Miss Carmella's Guide to Etiquette: Be Civilized!
It is that time of the year when a winter's worth of indiscretions are laid bare by the melt. I am talking about DOG POO, people.
I know better than anyone how deep and tall those snowbanks along the city sidewalks grew to be this winter. But if left to our own devices, we dogs would NOT poop on the SIDEWALK. There are much better places to go -- if you would just unsnap that leash. But if you insist on tethering us, then understand that sometimes the only place for a dog to relieve herself might have been right there in the path. But PICK IT UP PEOPLE. You are the ones with the thumbs.

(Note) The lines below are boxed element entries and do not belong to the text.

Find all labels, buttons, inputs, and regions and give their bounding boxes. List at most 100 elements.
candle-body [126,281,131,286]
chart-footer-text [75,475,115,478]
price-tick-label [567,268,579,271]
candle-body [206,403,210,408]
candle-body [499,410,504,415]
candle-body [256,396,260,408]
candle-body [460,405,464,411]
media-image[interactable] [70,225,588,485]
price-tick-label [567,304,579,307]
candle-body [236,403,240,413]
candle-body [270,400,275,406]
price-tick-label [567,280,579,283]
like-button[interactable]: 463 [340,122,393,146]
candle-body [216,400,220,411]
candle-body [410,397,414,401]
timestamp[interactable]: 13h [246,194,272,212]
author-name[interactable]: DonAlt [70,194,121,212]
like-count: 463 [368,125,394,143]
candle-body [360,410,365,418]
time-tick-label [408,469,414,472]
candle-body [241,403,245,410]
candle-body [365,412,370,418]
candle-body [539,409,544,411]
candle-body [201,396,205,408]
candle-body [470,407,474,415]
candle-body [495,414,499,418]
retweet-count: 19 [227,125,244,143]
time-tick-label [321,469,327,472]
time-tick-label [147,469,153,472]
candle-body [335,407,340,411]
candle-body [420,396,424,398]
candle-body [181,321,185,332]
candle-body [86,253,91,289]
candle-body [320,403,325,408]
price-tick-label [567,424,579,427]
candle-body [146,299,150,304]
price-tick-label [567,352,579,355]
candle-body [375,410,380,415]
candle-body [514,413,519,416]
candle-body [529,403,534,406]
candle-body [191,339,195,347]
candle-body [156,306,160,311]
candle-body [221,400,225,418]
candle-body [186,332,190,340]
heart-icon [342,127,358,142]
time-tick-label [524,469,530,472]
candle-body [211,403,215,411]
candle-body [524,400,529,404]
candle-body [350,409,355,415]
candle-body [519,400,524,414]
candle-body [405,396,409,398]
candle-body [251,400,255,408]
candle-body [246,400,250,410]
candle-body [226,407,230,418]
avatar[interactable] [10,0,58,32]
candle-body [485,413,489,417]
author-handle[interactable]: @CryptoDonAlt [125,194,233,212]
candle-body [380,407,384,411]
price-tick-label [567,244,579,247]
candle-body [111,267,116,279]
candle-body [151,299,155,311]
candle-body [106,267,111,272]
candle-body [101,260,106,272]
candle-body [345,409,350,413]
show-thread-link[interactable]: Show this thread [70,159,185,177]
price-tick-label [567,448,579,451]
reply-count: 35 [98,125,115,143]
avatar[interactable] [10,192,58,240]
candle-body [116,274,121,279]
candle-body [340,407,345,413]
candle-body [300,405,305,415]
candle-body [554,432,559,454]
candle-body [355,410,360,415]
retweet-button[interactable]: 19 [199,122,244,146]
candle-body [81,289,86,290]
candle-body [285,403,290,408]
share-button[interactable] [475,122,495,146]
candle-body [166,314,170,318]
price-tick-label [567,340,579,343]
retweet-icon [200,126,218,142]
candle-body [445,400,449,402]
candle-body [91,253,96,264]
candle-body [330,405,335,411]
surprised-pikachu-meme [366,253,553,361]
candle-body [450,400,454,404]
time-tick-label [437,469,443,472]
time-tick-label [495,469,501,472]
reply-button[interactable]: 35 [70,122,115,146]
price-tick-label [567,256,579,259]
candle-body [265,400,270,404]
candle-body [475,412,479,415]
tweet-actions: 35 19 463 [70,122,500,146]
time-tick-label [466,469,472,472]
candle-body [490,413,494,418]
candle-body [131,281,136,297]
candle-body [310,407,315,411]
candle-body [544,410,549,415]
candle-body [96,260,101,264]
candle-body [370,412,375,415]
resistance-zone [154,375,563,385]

I am stunned by the sheer number of poo piles lying half-dissolved where we ALL have to walk. OK, so dogs don't poop in a box like cats - we all know felines are just plain crazy-fastidious. And OK, so we dogs do like to get much closer to our fellow canine's excrement than people care to (the information you can learn from a good sniff is extraordinary). But we don't want to WALK IN POO any more than the next species (dung beetles not included).
What is so hard about just picking it up? Bag on your hand, scoop, toss in the trash. Done. You are now a Good Citizen.
One house I walk by everyday with Dave has a giant poster board informing us "YOU ARE ON POOPCAM." I pooped right in front of it. And Dave demonstrated what a good person with an urban dog does. He scooped it up. I hope we get on YouTube.